18.06.2010
Sala 422 12:15 
Seminarium Instytutu

Prof. Craig D. Roberts, Argonne National Laboratory, USA

Quantum Chromodynamics: the origin of mass as we know it

Gość prof. Davida Blaschkego Quantum Chromodynamics (QCD) is the strongly interacting part of the Standard Model of Particle Physics. It is supposed to describe the physics of pions, neutrons, protons; indeed, all hadrons. Hadron physics is unique at the cutting edge of modern science because Nature has provided us with just one instance of a fundamental strongly interacting theory; i.e., QCD. The community of science has never before confronted such a challenge as solving this theory. The physics of hadrons is dominated by two emergent phenomena: confinement; namely, the theory's elementary degrees-of-freedom have never been detected in isolation; and dynamical chiral symmetry breaking (DCSB), which is a remarkably effective mass generating mechanism that is responsible for the mass of more than 98% of visible matter in the Universe.
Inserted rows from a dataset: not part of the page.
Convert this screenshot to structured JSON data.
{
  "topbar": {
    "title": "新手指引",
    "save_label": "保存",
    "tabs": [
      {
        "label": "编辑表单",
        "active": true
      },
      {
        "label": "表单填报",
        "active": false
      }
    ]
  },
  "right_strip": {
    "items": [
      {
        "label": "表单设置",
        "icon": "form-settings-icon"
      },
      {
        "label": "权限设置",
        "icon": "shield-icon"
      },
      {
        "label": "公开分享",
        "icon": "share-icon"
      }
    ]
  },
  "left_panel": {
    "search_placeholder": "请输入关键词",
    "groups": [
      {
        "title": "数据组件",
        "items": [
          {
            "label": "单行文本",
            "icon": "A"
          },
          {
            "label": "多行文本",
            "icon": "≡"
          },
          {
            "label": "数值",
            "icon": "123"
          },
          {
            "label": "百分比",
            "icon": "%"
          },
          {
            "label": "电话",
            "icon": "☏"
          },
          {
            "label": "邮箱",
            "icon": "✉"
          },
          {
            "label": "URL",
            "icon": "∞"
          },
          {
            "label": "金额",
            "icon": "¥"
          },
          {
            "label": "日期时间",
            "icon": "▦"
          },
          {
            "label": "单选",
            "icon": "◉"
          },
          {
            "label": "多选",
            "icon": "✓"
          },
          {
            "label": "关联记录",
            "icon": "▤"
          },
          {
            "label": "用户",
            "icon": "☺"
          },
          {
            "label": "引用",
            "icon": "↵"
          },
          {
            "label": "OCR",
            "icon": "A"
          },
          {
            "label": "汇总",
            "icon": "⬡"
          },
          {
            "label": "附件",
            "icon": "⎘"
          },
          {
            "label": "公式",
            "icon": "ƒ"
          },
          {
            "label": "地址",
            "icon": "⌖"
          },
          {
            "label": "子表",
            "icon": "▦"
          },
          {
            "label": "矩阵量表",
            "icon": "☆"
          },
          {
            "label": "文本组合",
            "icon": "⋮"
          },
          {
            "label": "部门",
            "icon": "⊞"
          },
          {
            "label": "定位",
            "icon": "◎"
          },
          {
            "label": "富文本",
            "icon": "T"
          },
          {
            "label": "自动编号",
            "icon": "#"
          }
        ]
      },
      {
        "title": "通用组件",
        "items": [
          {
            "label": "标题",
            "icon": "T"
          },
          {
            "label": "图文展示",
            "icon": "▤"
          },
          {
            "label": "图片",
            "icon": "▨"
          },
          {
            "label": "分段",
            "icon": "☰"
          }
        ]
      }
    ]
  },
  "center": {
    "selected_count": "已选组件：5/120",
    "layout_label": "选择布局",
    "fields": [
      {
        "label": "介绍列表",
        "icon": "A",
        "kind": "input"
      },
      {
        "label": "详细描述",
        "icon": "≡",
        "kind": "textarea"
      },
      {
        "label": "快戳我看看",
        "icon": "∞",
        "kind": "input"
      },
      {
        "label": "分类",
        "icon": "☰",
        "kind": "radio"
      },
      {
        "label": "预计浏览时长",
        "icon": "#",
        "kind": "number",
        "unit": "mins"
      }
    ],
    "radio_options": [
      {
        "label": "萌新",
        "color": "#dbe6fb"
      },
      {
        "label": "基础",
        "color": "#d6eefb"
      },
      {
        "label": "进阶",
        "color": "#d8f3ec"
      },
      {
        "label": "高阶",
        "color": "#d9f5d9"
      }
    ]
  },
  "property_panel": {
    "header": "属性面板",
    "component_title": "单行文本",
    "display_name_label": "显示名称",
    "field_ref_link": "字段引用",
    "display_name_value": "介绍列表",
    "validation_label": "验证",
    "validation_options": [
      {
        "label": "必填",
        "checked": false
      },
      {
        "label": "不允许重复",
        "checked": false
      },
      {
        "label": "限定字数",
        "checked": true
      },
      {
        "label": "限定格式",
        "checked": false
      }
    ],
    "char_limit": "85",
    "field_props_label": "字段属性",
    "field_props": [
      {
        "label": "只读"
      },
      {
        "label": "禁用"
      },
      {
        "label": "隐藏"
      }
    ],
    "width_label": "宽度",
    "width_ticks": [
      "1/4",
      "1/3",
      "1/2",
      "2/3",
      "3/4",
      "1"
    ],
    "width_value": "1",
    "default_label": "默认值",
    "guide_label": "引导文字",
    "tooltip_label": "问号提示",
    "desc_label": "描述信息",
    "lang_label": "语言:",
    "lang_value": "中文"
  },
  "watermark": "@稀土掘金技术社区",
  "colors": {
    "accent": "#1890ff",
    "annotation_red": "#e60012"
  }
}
These phenomena are not apparent in QCD's Lagrangian, yet they play a principal role in determining Nature's observable characteristics. I will describe how the Dyson-Schwinger equations (DSEs) of QCD explain the origin and nature of DCSB; and can be used to elucidate its far-reaching consequences. The DSEs make plain that, in solving QCD, a constructive feedback between theory and extant and forthcoming experiments will most rapidly enable progress.